| Writer’s crusade: Frank Huzur |
Frank Huzur, a Bihar-born writer, has advocated the need for more workshops in the state to promote literature.
Standing up for the promotion of literature in Bihar, Huzur said awareness should be spread through workshops.
The writer, who was in the state till Tuesday, told The Telegraph: “It is very important to save literature here. It is almost disappearing from the state. Bihar is a very fertile land and it has given birth to people like Phanishwar Nath Renu. It would really be injustice to see this land not giving birth to more such people. Literature workshops should be organised and interactions with writers (from Bihar), who have earned name and fame, should be held for youths.”
Urging the people to remember their culture, 36-year-old Huzur — who splits his time between London, Lahore, Mumbai and Lucknow — said it was high time to promote art and culture.
Originally from Nandan village in Buxar district’s Dumraon town, Huzur has to his credit a monthly news magazine during his Hindu College days (Utopia) and a book on Pakistan cricketer-turned-politician Imran Khan.

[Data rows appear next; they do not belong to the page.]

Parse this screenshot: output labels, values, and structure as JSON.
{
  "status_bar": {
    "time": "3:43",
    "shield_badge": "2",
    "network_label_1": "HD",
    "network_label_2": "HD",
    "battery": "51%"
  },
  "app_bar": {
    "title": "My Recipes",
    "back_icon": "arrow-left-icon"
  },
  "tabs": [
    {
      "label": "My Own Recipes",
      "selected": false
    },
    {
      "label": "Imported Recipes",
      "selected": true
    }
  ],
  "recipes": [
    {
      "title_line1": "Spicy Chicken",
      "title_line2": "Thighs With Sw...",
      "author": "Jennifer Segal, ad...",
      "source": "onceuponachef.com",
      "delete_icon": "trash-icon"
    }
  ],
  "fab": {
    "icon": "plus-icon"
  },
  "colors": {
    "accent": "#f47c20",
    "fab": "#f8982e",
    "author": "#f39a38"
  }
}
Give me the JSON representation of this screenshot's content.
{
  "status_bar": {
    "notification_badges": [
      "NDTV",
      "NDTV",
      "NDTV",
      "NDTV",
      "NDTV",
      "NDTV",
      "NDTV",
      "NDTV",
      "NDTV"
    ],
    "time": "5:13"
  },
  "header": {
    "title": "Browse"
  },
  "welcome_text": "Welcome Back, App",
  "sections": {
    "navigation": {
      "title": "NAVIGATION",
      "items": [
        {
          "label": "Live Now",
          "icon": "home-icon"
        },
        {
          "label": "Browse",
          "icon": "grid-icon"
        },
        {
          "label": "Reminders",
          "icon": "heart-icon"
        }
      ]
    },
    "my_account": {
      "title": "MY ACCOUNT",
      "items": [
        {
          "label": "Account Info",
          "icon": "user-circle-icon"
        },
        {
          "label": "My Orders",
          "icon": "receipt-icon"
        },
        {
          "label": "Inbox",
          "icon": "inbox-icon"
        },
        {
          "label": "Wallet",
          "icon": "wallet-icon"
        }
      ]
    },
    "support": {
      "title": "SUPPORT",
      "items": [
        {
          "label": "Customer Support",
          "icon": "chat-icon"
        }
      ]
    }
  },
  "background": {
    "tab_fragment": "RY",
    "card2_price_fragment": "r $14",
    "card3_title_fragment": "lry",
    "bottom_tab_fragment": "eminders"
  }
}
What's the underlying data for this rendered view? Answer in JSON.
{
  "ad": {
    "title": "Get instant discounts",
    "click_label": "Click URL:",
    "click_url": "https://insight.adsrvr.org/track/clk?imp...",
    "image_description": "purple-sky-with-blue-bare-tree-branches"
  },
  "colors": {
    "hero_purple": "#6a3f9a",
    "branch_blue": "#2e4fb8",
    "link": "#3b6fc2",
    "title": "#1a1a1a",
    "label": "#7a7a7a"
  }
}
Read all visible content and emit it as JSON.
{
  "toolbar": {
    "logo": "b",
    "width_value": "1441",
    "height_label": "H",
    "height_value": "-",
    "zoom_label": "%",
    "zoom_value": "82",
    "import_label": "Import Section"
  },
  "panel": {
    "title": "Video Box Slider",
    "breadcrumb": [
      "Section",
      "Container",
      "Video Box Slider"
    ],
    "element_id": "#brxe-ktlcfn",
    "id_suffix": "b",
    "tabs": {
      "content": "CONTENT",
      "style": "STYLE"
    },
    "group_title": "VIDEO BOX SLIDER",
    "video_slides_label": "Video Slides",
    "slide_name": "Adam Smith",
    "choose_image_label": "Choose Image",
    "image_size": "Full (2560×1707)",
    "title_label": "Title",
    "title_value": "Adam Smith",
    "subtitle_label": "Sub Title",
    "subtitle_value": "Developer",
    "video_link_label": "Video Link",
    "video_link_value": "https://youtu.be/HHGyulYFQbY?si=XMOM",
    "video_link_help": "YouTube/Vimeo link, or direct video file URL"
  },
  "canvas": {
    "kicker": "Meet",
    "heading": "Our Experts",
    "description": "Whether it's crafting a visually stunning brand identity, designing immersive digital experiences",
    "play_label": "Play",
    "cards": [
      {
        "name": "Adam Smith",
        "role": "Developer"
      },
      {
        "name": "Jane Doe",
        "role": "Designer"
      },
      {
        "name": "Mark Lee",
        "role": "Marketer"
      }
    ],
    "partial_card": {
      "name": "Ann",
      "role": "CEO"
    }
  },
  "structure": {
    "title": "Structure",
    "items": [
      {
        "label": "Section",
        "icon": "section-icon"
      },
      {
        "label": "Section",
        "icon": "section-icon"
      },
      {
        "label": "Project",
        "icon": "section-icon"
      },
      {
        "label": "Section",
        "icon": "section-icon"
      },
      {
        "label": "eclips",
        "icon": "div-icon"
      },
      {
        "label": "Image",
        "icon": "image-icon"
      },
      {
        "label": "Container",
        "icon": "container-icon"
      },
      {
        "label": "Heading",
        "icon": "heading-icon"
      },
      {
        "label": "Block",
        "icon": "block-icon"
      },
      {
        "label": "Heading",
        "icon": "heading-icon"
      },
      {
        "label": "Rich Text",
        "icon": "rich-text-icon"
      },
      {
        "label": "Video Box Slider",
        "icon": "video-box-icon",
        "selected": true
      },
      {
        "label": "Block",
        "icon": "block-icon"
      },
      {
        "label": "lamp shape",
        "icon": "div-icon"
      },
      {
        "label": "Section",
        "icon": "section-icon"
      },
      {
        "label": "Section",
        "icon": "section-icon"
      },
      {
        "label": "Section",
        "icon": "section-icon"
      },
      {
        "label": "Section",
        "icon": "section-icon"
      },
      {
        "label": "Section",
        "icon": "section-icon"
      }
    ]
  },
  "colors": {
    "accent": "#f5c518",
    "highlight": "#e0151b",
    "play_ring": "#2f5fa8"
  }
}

He has also written more than 100 poems and three plays. His first play Hitler in Love with Madonna (1998) was banned in India because of mention of L.K. Advani’s alleged connection with the Babri Masjid demolition. The September 1977-born writer had to convince both Imran and his ex-wife Jemima Khan hard for the biography Imran Versus Imran: The Untold Story (2011) that revealed many secrets of the iconic Pakistani cricketer-turned-politician.
Huzur said: “Imran had been a childhood fascination for me. He was a bit taken aback when I approached him for an interview. It was a time when his image was that of a playboy and journalists used to question him on cricket or his nightlife, which he did not like. I had to work hard to convince him about the book and he was quite surprised that someone from India was actually interested in his political journey.”
Huzur, who majored in economics at Hindu College, Delhi University, added: “It was even harder to make his ex-wife Jemima Khan ready for the book and it was Imran who persuaded her to share her personal life with me.”
The biography’s Urdu version has been one of the highest selling books in Lahore and has already sold more than 1 lakh copies.
The writer has brought out a memoir on pornographic stars, Soho, and has also penned The Socialist, a political biography on Samajwadi Party chief Mulayam Singh Yadav. It would be released in three languages after the general elections.
Turning his attention to state politics, Huzur said: “In his decade-long tenure, Nitish Kumar has presented himself as Mr Bihar, as if only he is the protagonist and rest of the players in the ring are antagonists. His self-obsession for a ‘larger-than-life’ portrayal in public life borders on paranoia and clearly betrays the image of a social democrat who was born out of the mass movement led by stalwarts such as Jayaprakash Narayan.”